Search Engine Optimization (SEO) drives the site's visibility in search engine results. A well-optimized site generates qualified organic traffic, reducing dependence on paid acquisition campaigns (SEA). SEO covers three dimensions: technical SEO (performance, structure, structured data), on-page SEO (content, semantic markup, keywords), and off-page SEO (link building, domain authority).
How to optimize SEO?
Conduct keyword research to identify your audience's relevant queries (search volume, search intent, competition). Optimize content by integrating these keywords into title tags, meta descriptions, Hn headings, and body text. Improve technical SEO: load speed, Schema.org markup, sitemap.xml file, robots.txt configuration. Develop a link building strategy (acquiring inbound links) by establishing partnerships with high-authority sites in your sector.
The impact of SEO on your business
Search engine optimization is an investment with increasing returns. Unlike advertising campaigns whose effect ends when the budget stops, SEO generates a continuous flow of qualified traffic. In the medium term, it significantly reduces customer acquisition cost (CAC).

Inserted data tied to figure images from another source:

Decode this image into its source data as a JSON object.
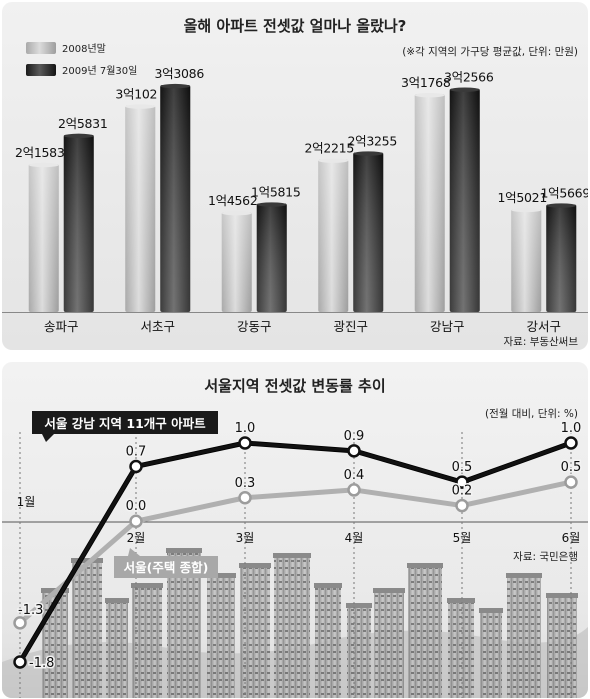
{
  "chart_data": [
    {
      "type": "bar",
      "title": "올해 아파트 전셋값 얼마나 올랐나?",
      "unit_note": "(※각 지역의 가구당 평균값, 단위: 만원)",
      "source": "자료: 부동산써브",
      "legend": {
        "placement": "top-left"
      },
      "categories": [
        "송파구",
        "서초구",
        "강동구",
        "광진구",
        "강남구",
        "강서구"
      ],
      "series": [
        {
          "name": "2008년말",
          "color": "#b8b8b8",
          "values": [
            21583,
            30102,
            14562,
            22215,
            31768,
            15021
          ],
          "labels": [
            "2억1583",
            "3억102",
            "1억4562",
            "2억2215",
            "3억1768",
            "1억5021"
          ]
        },
        {
          "name": "2009년 7월30일",
          "color": "#2b2b2b",
          "values": [
            25831,
            33086,
            15815,
            23255,
            32566,
            15669
          ],
          "labels": [
            "2억5831",
            "3억3086",
            "1억5815",
            "2억3255",
            "3억2566",
            "1억5669"
          ]
        }
      ],
      "ylim": [
        0,
        35000
      ],
      "grid": false
    },
    {
      "type": "line",
      "title": "서울지역 전셋값 변동률 추이",
      "unit_note": "(전월 대비, 단위: %)",
      "source": "자료: 국민은행",
      "x": [
        "1월",
        "2월",
        "3월",
        "4월",
        "5월",
        "6월"
      ],
      "series": [
        {
          "name": "서울 강남 지역 11개구 아파트",
          "color": "#111111",
          "values": [
            -1.8,
            0.7,
            1.0,
            0.9,
            0.5,
            1.0
          ],
          "labels": [
            "-1.8",
            "0.7",
            "1.0",
            "0.9",
            "0.5",
            "1.0"
          ]
        },
        {
          "name": "서울(주택 종합)",
          "color": "#bdbdbd",
          "values": [
            -1.3,
            0.0,
            0.3,
            0.4,
            0.2,
            0.5
          ],
          "labels": [
            "-1.3",
            "0.0",
            "0.3",
            "0.4",
            "0.2",
            "0.5"
          ]
        }
      ],
      "ylim": [
        -1.8,
        1.0
      ],
      "grid": true,
      "background_image": "city-apartments-photo"
    }
  ]
}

Launch, maintenance, and tracking
Why provide maintenance?
Going live marks the start of the site's operating cycle. A website needs regular maintenance to ensure security (patches, updates), availability (monitoring, backups), and performance (continuous optimization). Tracking performance metrics identifies improvement opportunities and feeds a continuous improvement process.
How to ensure tracking?
Run a deployment procedure (deploy checklist) to verify that all functionality is operational. Set up automated backups (daily or weekly depending on criticality). Plan CMS, plugin, and dependency updates on a maintenance calendar. Deploy an analytics tool (Google Analytics 4, Matomo) to track the KPIs defined during framing. Analyze the data periodically and adjust the strategy accordingly.
In short
The success of a web project rests on a structured process of successive phases, each producing specific deliverables that feed the next. From strategic framing to post-launch maintenance, every step contributes to the quality of the final product. A methodical approach lets you control scope, budget, and timelines while maximizing the value delivered to users. By applying this process, you ensure the site meets the business objectives defined during framing and the expectations of your target users.